Hello Pinot team, I’m learning to work with Pinot ...
# troubleshooting
r
Hello Pinot team, I’m learning to work with Pinot and have hit a couple edge cases, that I couldn’t find the answers to in the Docs. I’ll post them here as two separate threads. There’s some weirdness around using _id as a column name. I’m trying to ingest data into Pinot from an OLTP data-store, and I wanted to have the primary-key be a column named “_id”. During ingestion, I found that our 32-digit hexadecimal string is converted into a much longer string if the column were named “_id”. Renaming the column to “id” works just fine. Is
_id
a reserved name in Pinot? Will attach screenshots with both with _id and id as column names in this thread.
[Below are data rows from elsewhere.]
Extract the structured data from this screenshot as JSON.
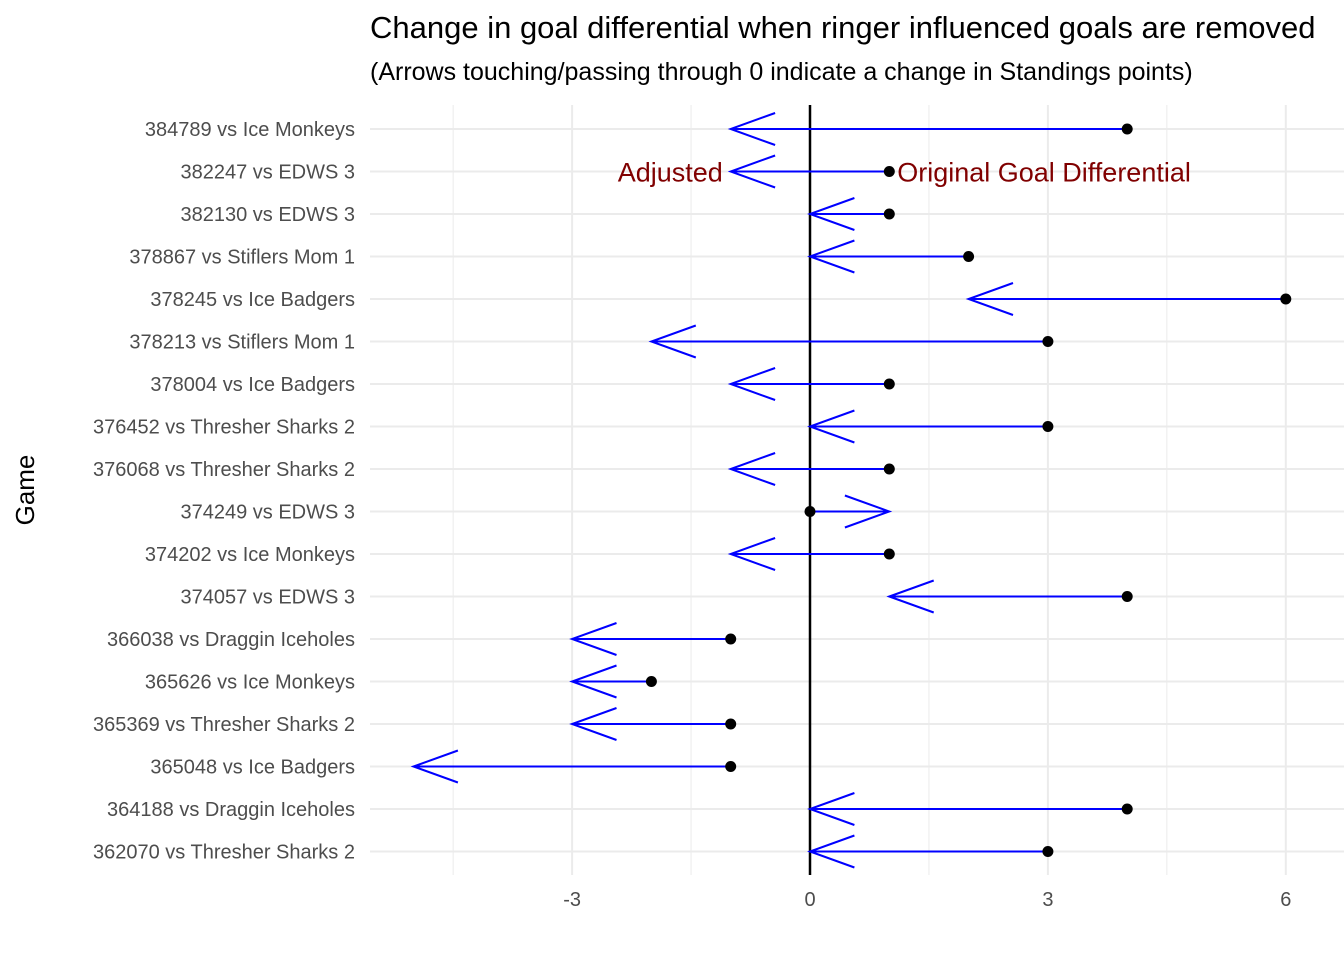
{
  "chart_data": {
    "type": "arrow-dot",
    "title": "Change in goal differential when ringer influenced goals are removed",
    "subtitle": "(Arrows touching/passing through 0 indicate a change in Standings points)",
    "ylabel": "Game",
    "xlabel": "",
    "x_ticks": [
      -3,
      0,
      3,
      6
    ],
    "x_tick_labels": [
      "-3",
      "0",
      "3",
      "6"
    ],
    "xlim": [
      -5.5,
      6.7
    ],
    "grid": true,
    "annotations": [
      {
        "text": "Adjusted",
        "x": -1.1,
        "category": "382247 vs EDWS 3",
        "align": "right"
      },
      {
        "text": "Original Goal Differential",
        "x": 1.1,
        "category": "382247 vs EDWS 3",
        "align": "left"
      }
    ],
    "colors": {
      "arrow": "#0000ff",
      "point": "#000000",
      "zero_line": "#000000",
      "annotation": "#800000",
      "grid": "#ebebeb"
    },
    "games": [
      {
        "label": "384789 vs Ice Monkeys",
        "original": 4,
        "adjusted": -1
      },
      {
        "label": "382247 vs EDWS 3",
        "original": 1,
        "adjusted": -1
      },
      {
        "label": "382130 vs EDWS 3",
        "original": 1,
        "adjusted": 0
      },
      {
        "label": "378867 vs Stiflers Mom 1",
        "original": 2,
        "adjusted": 0
      },
      {
        "label": "378245 vs Ice Badgers",
        "original": 6,
        "adjusted": 2
      },
      {
        "label": "378213 vs Stiflers Mom 1",
        "original": 3,
        "adjusted": -2
      },
      {
        "label": "378004 vs Ice Badgers",
        "original": 1,
        "adjusted": -1
      },
      {
        "label": "376452 vs Thresher Sharks 2",
        "original": 3,
        "adjusted": 0
      },
      {
        "label": "376068 vs Thresher Sharks 2",
        "original": 1,
        "adjusted": -1
      },
      {
        "label": "374249 vs EDWS 3",
        "original": 0,
        "adjusted": 1
      },
      {
        "label": "374202 vs Ice Monkeys",
        "original": 1,
        "adjusted": -1
      },
      {
        "label": "374057 vs EDWS 3",
        "original": 4,
        "adjusted": 1
      },
      {
        "label": "366038 vs Draggin Iceholes",
        "original": -1,
        "adjusted": -3
      },
      {
        "label": "365626 vs Ice Monkeys",
        "original": -2,
        "adjusted": -3
      },
      {
        "label": "365369 vs Thresher Sharks 2",
        "original": -1,
        "adjusted": -3
      },
      {
        "label": "365048 vs Ice Badgers",
        "original": -1,
        "adjusted": -5
      },
      {
        "label": "364188 vs Draggin Iceholes",
        "original": 4,
        "adjusted": 0
      },
      {
        "label": "362070 vs Thresher Sharks 2",
        "original": 3,
        "adjusted": 0
      }
    ]
  }
}
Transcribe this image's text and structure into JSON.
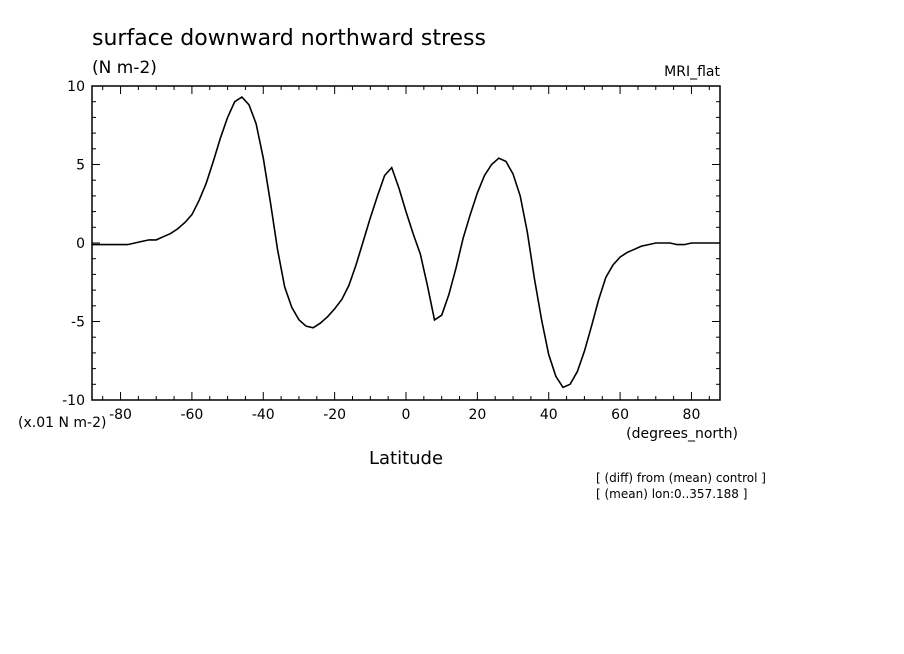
{
  "chart_data": {
    "type": "line",
    "title": "surface downward northward stress",
    "units": "(N m-2)",
    "model_label": "MRI_flat",
    "scale_note": "(x.01 N m-2)",
    "xlabel": "Latitude",
    "x_units": "(degrees_north)",
    "notes": [
      "[ (diff) from (mean) control ]",
      "[ (mean) lon:0..357.188 ]"
    ],
    "xlim": [
      -88,
      88
    ],
    "ylim": [
      -10,
      10
    ],
    "x_ticks": [
      -80,
      -60,
      -40,
      -20,
      0,
      20,
      40,
      60,
      80
    ],
    "y_ticks": [
      10,
      5,
      0,
      -5,
      -10
    ],
    "x_tick_labels": [
      "-80",
      "-60",
      "-40",
      "-20",
      "0",
      "20",
      "40",
      "60",
      "80"
    ],
    "y_tick_labels": [
      "10",
      "5",
      "0",
      "-5",
      "-10"
    ],
    "line_color": "#000000",
    "x": [
      -88,
      -86,
      -84,
      -82,
      -80,
      -78,
      -76,
      -74,
      -72,
      -70,
      -68,
      -66,
      -64,
      -62,
      -60,
      -58,
      -56,
      -54,
      -52,
      -50,
      -48,
      -46,
      -44,
      -42,
      -40,
      -38,
      -36,
      -34,
      -32,
      -30,
      -28,
      -26,
      -24,
      -22,
      -20,
      -18,
      -16,
      -14,
      -12,
      -10,
      -8,
      -6,
      -4,
      -2,
      0,
      2,
      4,
      6,
      8,
      10,
      12,
      14,
      16,
      18,
      20,
      22,
      24,
      26,
      28,
      30,
      32,
      34,
      36,
      38,
      40,
      42,
      44,
      46,
      48,
      50,
      52,
      54,
      56,
      58,
      60,
      62,
      64,
      66,
      68,
      70,
      72,
      74,
      76,
      78,
      80,
      82,
      84,
      86,
      88
    ],
    "y": [
      -0.1,
      -0.1,
      -0.1,
      -0.1,
      -0.1,
      -0.1,
      0.0,
      0.1,
      0.2,
      0.2,
      0.4,
      0.6,
      0.9,
      1.3,
      1.8,
      2.7,
      3.8,
      5.2,
      6.7,
      8.0,
      9.0,
      9.3,
      8.8,
      7.6,
      5.4,
      2.6,
      -0.4,
      -2.8,
      -4.1,
      -4.9,
      -5.3,
      -5.4,
      -5.1,
      -4.7,
      -4.2,
      -3.6,
      -2.7,
      -1.4,
      0.1,
      1.6,
      3.0,
      4.3,
      4.8,
      3.5,
      2.0,
      0.6,
      -0.7,
      -2.7,
      -4.9,
      -4.6,
      -3.3,
      -1.6,
      0.3,
      1.8,
      3.2,
      4.3,
      5.0,
      5.4,
      5.2,
      4.4,
      3.0,
      0.7,
      -2.3,
      -4.9,
      -7.1,
      -8.5,
      -9.2,
      -9.0,
      -8.2,
      -6.9,
      -5.3,
      -3.6,
      -2.2,
      -1.4,
      -0.9,
      -0.6,
      -0.4,
      -0.2,
      -0.1,
      0.0,
      0.0,
      0.0,
      -0.1,
      -0.1,
      0.0,
      0.0,
      0.0,
      0.0,
      0.0
    ],
    "grid": false,
    "legend": "none"
  }
}
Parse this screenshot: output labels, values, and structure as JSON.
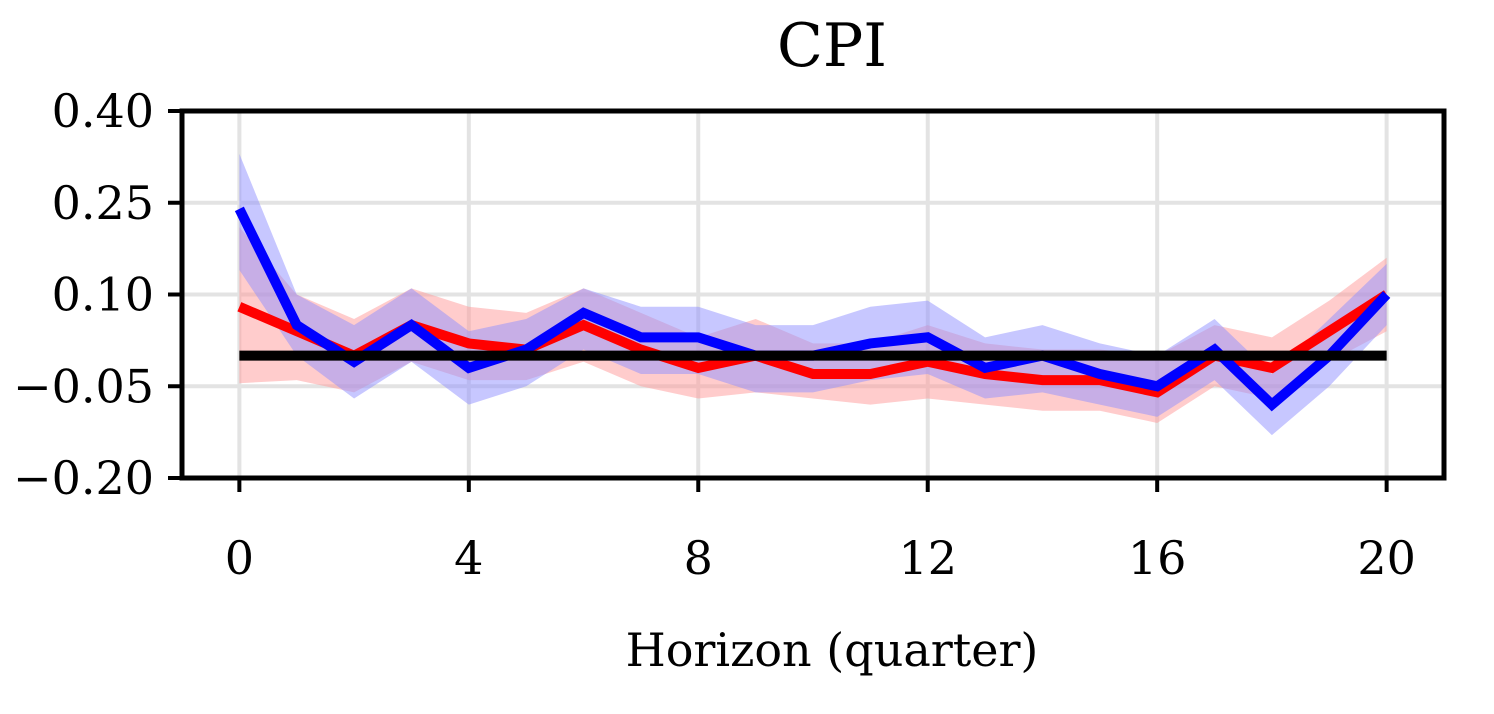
{
  "chart_data": {
    "type": "line",
    "title": "CPI",
    "xlabel": "Horizon (quarter)",
    "ylabel": "",
    "xlim": [
      -1,
      21
    ],
    "ylim": [
      -0.2,
      0.4
    ],
    "xticks": [
      0,
      4,
      8,
      12,
      16,
      20
    ],
    "xtick_labels": [
      "0",
      "4",
      "8",
      "12",
      "16",
      "20"
    ],
    "yticks": [
      0.4,
      0.25,
      0.1,
      -0.05,
      -0.2
    ],
    "ytick_labels": [
      "0.40",
      "0.25",
      "0.10",
      "−0.05",
      "−0.20"
    ],
    "grid": true,
    "x": [
      0,
      1,
      2,
      3,
      4,
      5,
      6,
      7,
      8,
      9,
      10,
      11,
      12,
      13,
      14,
      15,
      16,
      17,
      18,
      19,
      20
    ],
    "series": [
      {
        "color": "#ff0000",
        "band_color": "#ff9999",
        "values": [
          0.08,
          0.04,
          0.0,
          0.05,
          0.02,
          0.01,
          0.05,
          0.01,
          -0.02,
          0.0,
          -0.03,
          -0.03,
          -0.01,
          -0.03,
          -0.04,
          -0.04,
          -0.06,
          0.0,
          -0.02,
          0.04,
          0.1
        ],
        "lower": [
          -0.045,
          -0.04,
          -0.06,
          -0.01,
          -0.04,
          -0.04,
          -0.01,
          -0.05,
          -0.07,
          -0.06,
          -0.07,
          -0.08,
          -0.07,
          -0.08,
          -0.09,
          -0.09,
          -0.11,
          -0.05,
          -0.07,
          -0.01,
          0.04
        ],
        "upper": [
          0.21,
          0.1,
          0.06,
          0.11,
          0.08,
          0.07,
          0.11,
          0.07,
          0.03,
          0.06,
          0.02,
          0.02,
          0.05,
          0.02,
          0.01,
          0.01,
          0.0,
          0.05,
          0.03,
          0.09,
          0.16
        ]
      },
      {
        "color": "#0000ff",
        "band_color": "#8f8fff",
        "values": [
          0.24,
          0.05,
          -0.01,
          0.05,
          -0.02,
          0.01,
          0.07,
          0.03,
          0.03,
          0.0,
          0.0,
          0.02,
          0.03,
          -0.02,
          0.0,
          -0.03,
          -0.05,
          0.01,
          -0.08,
          0.0,
          0.1
        ],
        "lower": [
          0.14,
          0.0,
          -0.07,
          -0.01,
          -0.08,
          -0.05,
          0.01,
          -0.03,
          -0.03,
          -0.06,
          -0.06,
          -0.04,
          -0.03,
          -0.07,
          -0.06,
          -0.08,
          -0.1,
          -0.04,
          -0.13,
          -0.05,
          0.05
        ],
        "upper": [
          0.33,
          0.1,
          0.05,
          0.11,
          0.04,
          0.06,
          0.11,
          0.08,
          0.08,
          0.05,
          0.05,
          0.08,
          0.09,
          0.03,
          0.05,
          0.02,
          0.0,
          0.06,
          -0.03,
          0.06,
          0.15
        ]
      },
      {
        "color": "#000000",
        "values": [
          0,
          0,
          0,
          0,
          0,
          0,
          0,
          0,
          0,
          0,
          0,
          0,
          0,
          0,
          0,
          0,
          0,
          0,
          0,
          0,
          0
        ]
      }
    ]
  }
}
Screen Shot 2022-04-27 at 9.45.12 AM.png,Screen Shot 2022-04-26 at 9.58.32 PM.png
k
Hi can you also add schema and table config
r
Here you go @User. I’ve removed all the other columns and redacted the broker url. I don’t think this matters because the only thing that changed between the transform that worked and the one that didn’t was the name of the
id
field.
schema.json,table_config.json
k
thanks
JSONPATHSTRING(fullDocument, '$._id.$oid')
It seems like
id
is not
_id
here which seems to be a whole object but
oid
field inside
_id
object. That should be the difference between two values
r
I see what’s going on here. The pre-ingested event already has an
_id
attribute, so it looks like this is being used directly instead of the one described in my transformation. Is there any way to force the ingestion config to use my transformation when there’s a conflict with the keys in the event source? Here’s a quick look at how the input to my pinot ingestion looks like.
Copy code
{
  "_id": {
    "_id": {
      "$oid": "6246a32a8b5a712b500f1eec"
    },
    "copyingData": true
  },
  "operationType": "insert",
  "documentKey": {
    "_id": {
      "$oid": "6246a32a8b5a712b500f1eec"
    }
  },
  "fullDocument": {
    "_id": {
      "$oid": "6246a32a8b5a712b500f1eec"
    },
    "isDeleted": false,
    "createdAt": {
      "$date": {
        "$numberLong": "1648796458544"
      }
    },
    "updatedAt": {
      "$date": {
        "$numberLong": "1648796459023"
      }
    }
  }
}
k
I don't understand what you mean by conflict
r
The input event that’s being ingested already has an
_id
field.
Copy code
"_id": {
    "_id": {
      "$oid": "6246a32a8b5a712b500f1eec"
    }
When I add a transformation like the following, I imagine that the
_id
field is picked up as is from the event instead of the transformation.
Copy code
{
  "columnName": "_id",
  "transformFunction": "JSONPATHSTRING(fullDocument, '$._id.$oid')"
}
This is the only way I can explain what’s going on. ~~ If I set
columnName
to
id
instead of
_id
in the transformation, then the transformation works as expected.